For over 25 years Jan Fabre, born 1958 Antwerp, Belgium, has occupied a leading international position as a ground-breaking visual artist, theatre-maker and author. In the late seventies he went to Royal Academy of Fine Arts, Antwerp and to the Municipal Institute for Decorative Arts and Crafts, Antwerp.
He became famous for his deep blue pen-drawings of Het Uur Blauw (1977-1992), Tivoli Castle (1990) and Heaven of Delight (2002), the jewel beetle-studded ceiling of the mirror room at the Royal Palace of Brussels, public sculptures like The Man who Measures the Clouds(1998), Searching for Utopia (2003), Totem (2004) and recent installations like Chaptres I-XVIII (2010) and Pietas (2011).

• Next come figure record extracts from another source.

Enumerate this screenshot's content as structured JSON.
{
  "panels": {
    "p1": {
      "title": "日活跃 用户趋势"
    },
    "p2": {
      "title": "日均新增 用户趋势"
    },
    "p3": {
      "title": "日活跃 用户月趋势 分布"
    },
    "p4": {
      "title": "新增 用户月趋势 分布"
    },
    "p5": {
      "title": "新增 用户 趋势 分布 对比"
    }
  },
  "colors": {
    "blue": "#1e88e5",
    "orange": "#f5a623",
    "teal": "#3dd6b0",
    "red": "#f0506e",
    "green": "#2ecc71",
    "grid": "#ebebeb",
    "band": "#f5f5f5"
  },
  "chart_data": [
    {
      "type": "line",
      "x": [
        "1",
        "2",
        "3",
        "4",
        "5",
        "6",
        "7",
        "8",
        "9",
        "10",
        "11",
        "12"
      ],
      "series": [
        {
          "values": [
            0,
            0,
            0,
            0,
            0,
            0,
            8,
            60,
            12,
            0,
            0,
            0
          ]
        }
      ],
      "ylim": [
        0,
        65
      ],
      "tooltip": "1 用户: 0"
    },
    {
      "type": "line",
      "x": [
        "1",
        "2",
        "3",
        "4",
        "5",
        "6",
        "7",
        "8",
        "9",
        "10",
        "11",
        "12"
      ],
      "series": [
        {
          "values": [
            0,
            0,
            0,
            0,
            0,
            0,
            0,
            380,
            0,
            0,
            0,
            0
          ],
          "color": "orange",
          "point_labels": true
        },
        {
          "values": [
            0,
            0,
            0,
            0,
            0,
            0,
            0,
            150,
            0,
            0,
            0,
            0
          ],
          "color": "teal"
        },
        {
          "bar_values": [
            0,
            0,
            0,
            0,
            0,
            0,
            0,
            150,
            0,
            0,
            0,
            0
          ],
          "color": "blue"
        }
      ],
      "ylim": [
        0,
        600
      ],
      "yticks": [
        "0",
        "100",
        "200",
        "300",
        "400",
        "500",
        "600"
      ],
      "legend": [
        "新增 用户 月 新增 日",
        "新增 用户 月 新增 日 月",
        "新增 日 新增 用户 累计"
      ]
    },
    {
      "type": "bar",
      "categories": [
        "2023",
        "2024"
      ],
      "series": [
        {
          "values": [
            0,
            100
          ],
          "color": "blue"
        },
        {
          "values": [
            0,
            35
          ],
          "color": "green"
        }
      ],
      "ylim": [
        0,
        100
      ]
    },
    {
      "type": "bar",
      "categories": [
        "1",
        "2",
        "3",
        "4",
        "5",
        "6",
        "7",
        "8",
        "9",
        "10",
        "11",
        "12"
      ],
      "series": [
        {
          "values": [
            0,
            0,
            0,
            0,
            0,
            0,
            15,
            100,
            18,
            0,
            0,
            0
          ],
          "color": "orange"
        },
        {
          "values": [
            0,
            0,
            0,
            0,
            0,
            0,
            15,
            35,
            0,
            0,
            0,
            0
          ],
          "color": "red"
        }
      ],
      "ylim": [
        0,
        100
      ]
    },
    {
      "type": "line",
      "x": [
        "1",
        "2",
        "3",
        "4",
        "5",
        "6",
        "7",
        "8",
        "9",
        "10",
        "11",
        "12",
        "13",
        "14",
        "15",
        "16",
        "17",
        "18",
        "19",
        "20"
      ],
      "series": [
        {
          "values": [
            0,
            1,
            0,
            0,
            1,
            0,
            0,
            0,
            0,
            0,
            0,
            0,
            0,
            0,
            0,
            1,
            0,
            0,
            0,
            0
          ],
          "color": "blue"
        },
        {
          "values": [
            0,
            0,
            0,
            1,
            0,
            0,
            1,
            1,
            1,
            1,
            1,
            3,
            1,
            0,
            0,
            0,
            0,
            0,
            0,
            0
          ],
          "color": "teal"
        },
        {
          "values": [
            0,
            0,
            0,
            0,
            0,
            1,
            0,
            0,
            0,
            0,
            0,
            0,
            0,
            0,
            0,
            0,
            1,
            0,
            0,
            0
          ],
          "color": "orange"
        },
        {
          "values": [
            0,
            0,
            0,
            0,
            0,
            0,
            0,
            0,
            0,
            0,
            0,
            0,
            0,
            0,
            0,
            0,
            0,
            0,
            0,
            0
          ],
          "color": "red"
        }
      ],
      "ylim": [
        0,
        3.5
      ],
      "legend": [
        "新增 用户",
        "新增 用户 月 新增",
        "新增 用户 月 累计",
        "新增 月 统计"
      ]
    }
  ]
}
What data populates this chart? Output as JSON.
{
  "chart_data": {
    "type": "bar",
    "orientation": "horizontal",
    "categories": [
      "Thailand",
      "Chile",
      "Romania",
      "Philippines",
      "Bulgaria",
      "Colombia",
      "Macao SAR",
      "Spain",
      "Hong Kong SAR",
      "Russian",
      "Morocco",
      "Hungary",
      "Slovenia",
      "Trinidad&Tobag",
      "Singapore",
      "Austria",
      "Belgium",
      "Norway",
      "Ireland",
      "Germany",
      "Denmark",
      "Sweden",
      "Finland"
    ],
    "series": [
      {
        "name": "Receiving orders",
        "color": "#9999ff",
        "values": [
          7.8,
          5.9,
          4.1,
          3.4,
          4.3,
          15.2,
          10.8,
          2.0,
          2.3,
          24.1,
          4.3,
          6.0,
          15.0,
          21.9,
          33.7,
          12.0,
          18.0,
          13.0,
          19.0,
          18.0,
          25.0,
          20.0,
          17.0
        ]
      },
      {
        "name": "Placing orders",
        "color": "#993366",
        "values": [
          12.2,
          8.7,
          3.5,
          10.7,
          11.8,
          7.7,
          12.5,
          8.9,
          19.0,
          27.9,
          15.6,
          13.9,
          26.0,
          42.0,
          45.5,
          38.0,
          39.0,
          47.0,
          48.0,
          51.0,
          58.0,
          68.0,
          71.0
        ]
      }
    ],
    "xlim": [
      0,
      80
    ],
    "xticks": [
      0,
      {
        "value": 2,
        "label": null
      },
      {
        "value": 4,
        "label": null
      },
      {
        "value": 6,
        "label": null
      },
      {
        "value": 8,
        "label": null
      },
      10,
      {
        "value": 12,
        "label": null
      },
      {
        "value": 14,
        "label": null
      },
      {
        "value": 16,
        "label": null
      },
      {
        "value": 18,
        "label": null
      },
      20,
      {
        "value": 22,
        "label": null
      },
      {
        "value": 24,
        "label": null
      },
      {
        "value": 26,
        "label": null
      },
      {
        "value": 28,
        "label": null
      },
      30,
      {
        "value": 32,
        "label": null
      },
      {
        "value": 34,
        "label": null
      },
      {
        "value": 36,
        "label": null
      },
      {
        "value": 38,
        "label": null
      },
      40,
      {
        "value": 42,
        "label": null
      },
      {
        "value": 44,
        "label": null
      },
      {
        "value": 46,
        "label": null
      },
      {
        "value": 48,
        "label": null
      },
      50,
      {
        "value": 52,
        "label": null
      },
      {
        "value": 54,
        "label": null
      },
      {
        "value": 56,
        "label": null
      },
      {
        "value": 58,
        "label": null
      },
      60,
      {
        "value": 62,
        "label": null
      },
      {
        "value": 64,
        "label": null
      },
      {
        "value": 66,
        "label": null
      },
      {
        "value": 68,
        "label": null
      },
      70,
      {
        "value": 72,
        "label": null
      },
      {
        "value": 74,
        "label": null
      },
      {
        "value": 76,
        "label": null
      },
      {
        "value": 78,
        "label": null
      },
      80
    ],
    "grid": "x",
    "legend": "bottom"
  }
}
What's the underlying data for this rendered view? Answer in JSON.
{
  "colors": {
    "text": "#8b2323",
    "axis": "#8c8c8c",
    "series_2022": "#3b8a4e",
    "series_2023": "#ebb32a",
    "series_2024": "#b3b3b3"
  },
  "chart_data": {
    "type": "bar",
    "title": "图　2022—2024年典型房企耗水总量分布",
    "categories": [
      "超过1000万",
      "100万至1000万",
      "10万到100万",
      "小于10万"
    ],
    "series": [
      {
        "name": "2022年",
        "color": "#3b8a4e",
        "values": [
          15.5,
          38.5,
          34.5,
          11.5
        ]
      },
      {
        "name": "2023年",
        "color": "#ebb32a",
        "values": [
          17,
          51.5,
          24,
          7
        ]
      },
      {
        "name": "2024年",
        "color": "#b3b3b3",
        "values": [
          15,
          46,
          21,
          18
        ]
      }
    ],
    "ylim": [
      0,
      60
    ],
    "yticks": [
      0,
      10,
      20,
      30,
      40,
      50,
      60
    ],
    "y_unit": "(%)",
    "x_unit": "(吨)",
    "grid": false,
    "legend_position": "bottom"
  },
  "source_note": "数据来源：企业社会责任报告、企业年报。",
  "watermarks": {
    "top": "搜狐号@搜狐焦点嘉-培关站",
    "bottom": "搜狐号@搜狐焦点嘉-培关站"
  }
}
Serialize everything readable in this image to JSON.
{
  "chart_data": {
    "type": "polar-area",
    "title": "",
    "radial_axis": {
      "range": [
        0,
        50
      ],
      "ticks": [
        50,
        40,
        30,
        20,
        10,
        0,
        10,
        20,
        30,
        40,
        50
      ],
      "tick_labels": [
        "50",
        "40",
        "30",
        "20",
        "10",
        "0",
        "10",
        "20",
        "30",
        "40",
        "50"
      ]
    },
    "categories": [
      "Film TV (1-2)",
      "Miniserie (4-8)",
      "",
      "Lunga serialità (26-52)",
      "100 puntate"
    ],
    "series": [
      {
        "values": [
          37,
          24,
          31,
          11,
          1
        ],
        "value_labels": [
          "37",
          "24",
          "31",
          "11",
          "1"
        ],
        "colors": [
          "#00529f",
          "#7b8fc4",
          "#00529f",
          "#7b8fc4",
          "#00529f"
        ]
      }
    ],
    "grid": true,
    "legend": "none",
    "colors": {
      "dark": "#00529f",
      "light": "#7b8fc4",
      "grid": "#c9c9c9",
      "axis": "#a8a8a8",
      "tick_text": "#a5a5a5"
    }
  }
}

Drawings, sculptures, objects, installations, movies, performances, thought models,… all of Jan Fabre’s works refer to a belief in the vulnerable body, its defences and looking at man while posing the question of how he can survive in the future. This fascination with the human body and science goes back to Fabre’s childhood where he, influenced by entomolgosist Jean-Henri Fabre’s (1823-1915) research, preferred nothing more than to study insects and other creatures, dissecting their tiny bodies and transforming them into new creatures.